Il culto al martire san Severino

La menzione del santo martire Severino nel Martirologio Romano del 1930, con festa l’8 novembre, e la sua descrizione come soldato romano martirizzato sotto Diocleziano – le cui reliquie sono state conservate nelle catacombe romane -, sembra associata ai quattro martiri romani di via Labicana.

La Via Labicana, a Roma.

A partire dai secoli VI/VII il culto di questi quattro martiri si perdette, mescolato alla memoria dei santi martiri della Pannonia (i famosi “Quattro Coronati” della basilica del Monte Celio, tanto vicina a via Labicana), i cui resti sarebbero stati trasferiti a Roma in occasione delle invasioni barbariche e il cui culto era prosperato nell’Urbe dalla fine del V secolo e durante il VI.

Questa fusione di culti spiegherebbe il nome di Severino: sarebbe l’equivalente di Severiano, nome che si attribuiva a uno dei martiri della Pannonia (preso, a sua volta, a partire dal VII secolo, da uno dei componenti di un altro gruppo di “quattro martiri”, in questo caso di Albano).

Questo intreccio nel Martirologio tra i “Quattro Coronati” della Pannonia (che poi risultano essere cinque), i quattro martiri romani di via Labicana e i quattro martiri di Albano ha suscitato innumerevoli studi storici e agiografici dagli inizi del XX secolo.
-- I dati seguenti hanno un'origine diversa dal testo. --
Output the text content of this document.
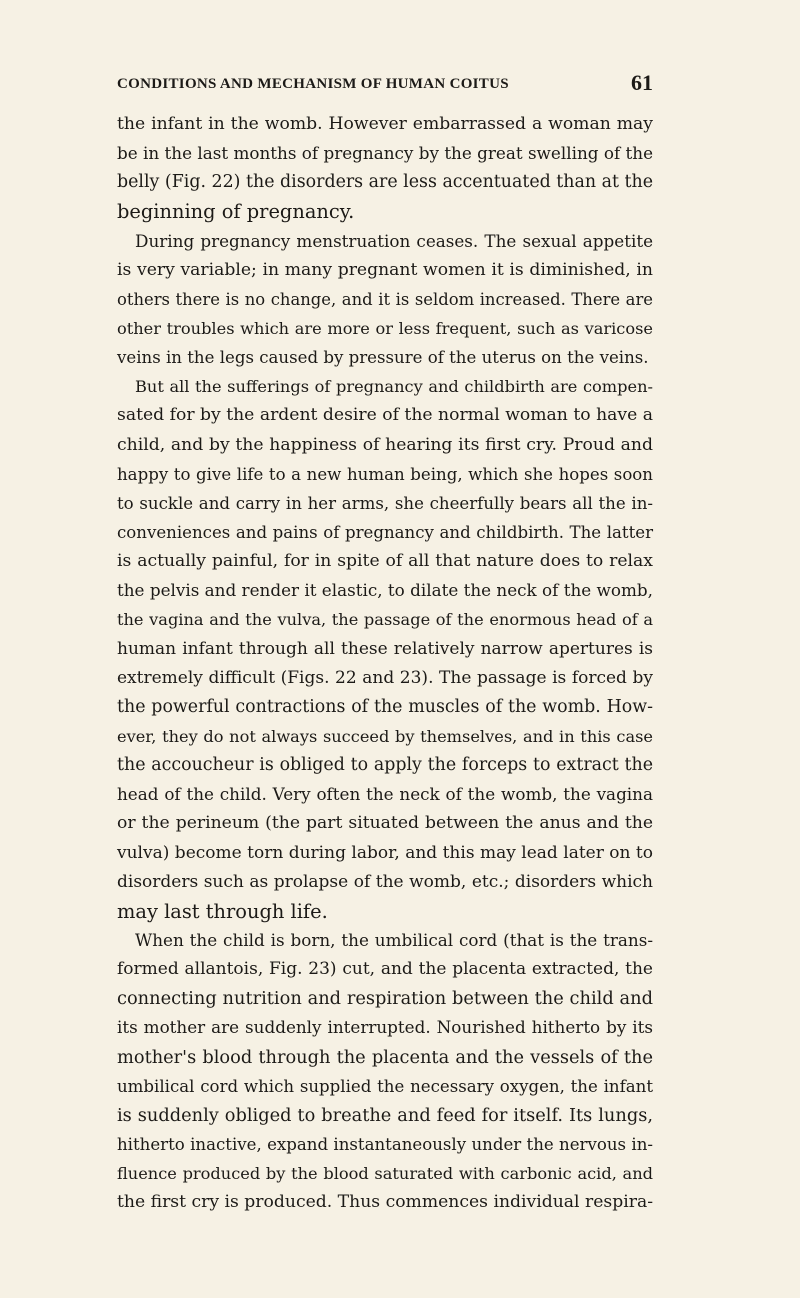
CONDITIONS AND MECHANISM OF HUMAN COITUS	61
the infant in the womb. However embarrassed a woman may
be in the last months of pregnancy by the great swelling of the
belly (Fig. 22) the disorders are less accentuated than at the
beginning of pregnancy.
During pregnancy menstruation ceases. The sexual appetite
is very variable; in many pregnant women it is diminished, in
others there is no change, and it is seldom increased. There are
other troubles which are more or less frequent, such as varicose
veins in the legs caused by pressure of the uterus on the veins.
But all the sufferings of pregnancy and childbirth are compen-
sated for by the ardent desire of the normal woman to have a
child, and by the happiness of hearing its first cry. Proud and
happy to give life to a new human being, which she hopes soon
to suckle and carry in her arms, she cheerfully bears all the in-
conveniences and pains of pregnancy and childbirth. The latter
is actually painful, for in spite of all that nature does to relax
the pelvis and render it elastic, to dilate the neck of the womb,
the vagina and the vulva, the passage of the enormous head of a
human infant through all these relatively narrow apertures is
extremely difficult (Figs. 22 and 23). The passage is forced by
the powerful contractions of the muscles of the womb. How-
ever, they do not always succeed by themselves, and in this case
the accoucheur is obliged to apply the forceps to extract the
head of the child. Very often the neck of the womb, the vagina
or the perineum (the part situated between the anus and the
vulva) become torn during labor, and this may lead later on to
disorders such as prolapse of the womb, etc.; disorders which
may last through life.
When the child is born, the umbilical cord (that is the trans-
formed allantois, Fig. 23) cut, and the placenta extracted, the
connecting nutrition and respiration between the child and
its mother are suddenly interrupted. Nourished hitherto by its
mother's blood through the placenta and the vessels of the
umbilical cord which supplied the necessary oxygen, the infant
is suddenly obliged to breathe and feed for itself. Its lungs,
hitherto inactive, expand instantaneously under the nervous in-
fluence produced by the blood saturated with carbonic acid, and
the first cry is produced. Thus commences individual respira-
In tal modo è stato possibile ricostruire, con sufficiente certezza, i nomi dei martiri della Pannonia (quelli che oggi figurano nel Martirologio con festa l’8 novembre) e di Albano (la cui memoria si celebra un altro giorno), ed è stata confermata la perdita del ricordo dei nomi dei quattro martiri romani di Via Labicana; questo, però, ha comportato la loro cancellazione dal Martirologio Romano nell’ultima edizione. Come si sa, i successivi Martirologi Romani del XX secolo hanno dovuto subire cambiamenti per poter accogliere man mano il frutto degli studi storici.

Probabilmente il san Severino martire, i cui resti Gregorio XVI concede alla chiesa napoletana dei Santi Francesco e Matteo e che il cardinale Marcello Mimmi nel 1957 dona all’Opus Dei, è uno dei santi martiri romani di Via Labicana, la cui memoria, per secoli, è stata celebrata unita a quella dei martiri della Pannonia, l’8 novembre, e i cui nomi non sono più noti.

In tal caso, si dovrebbe collocare nell’antichissimo culto romano dei quattro martiri di Via Labicana la fonte dalla quale provengono i dati su un soldato martire della persecuzione di Diocleziano attribuiti a san Severino, e anche la data dell’8 novembre come suo dies natalis. Il nome di Severino sarebbe dovuto alla sua associazione al culto romano dei “Quattro Coronati”, uno dei quali, come si è detto, era venerato col nome di Severiano. Col tempo, tuttavia, nella basilica del Celio dedicata a questi martiri, il loro culto sarebbe stato dimenticato: in realtà, era quasi inesistente nel XIX secolo, quando il Papa Gregorio XVI concesse le “reliquie di san Severino” a Napoli.

Stabilire ora se, nel caso che provenivano dal Celio, le reliquie di san Severino appartengono a uno dei “Coronati” o a uno dei martiri di Via Labicana è praticamente impossibile, anche se tutto fa pensare che, nel momento in cui – dimenticato il culto dei martiri di Via Labicana - Gregorio XVI le concesse, Severino era il nome attribuito a uno dei martiri della Pannonia e non al martire romano.

Se si dimostrasse che le reliquie non provengono dal Celio, ma che Gregorio XVI le prese direttamente dalle catacombe, si dovrebbe concludere che l’identificazione di questo “Severino” con quello della festa dell’8 novembre è puramente casuale e che, pertanto, non è possibile attribuire ai suoi resti né un nome né una storia. Tra i secoli XVII e XIX è accaduto spesso che si prendevano dalle catacombe alcuni resti (considerati tutti di martiri) e si attribuiva loro un nome arbitrario. La Congregazione per il Culto divino e la Disciplina dei Sacramenti, riconfermando l’8 novembre come giorno della celebrazione di san Severino, ha voluto privilegiare il suo vincolo con l’antichissima tradizione dei quattro martiri di via Labicana, celebrati per secoli in quella data. Non ci rimane che sperare che l’insieme di queste considerazioni incoraggino uno storico o un liturgista a compiere una ricerca scientifica più ampia e profonda sull’argomento.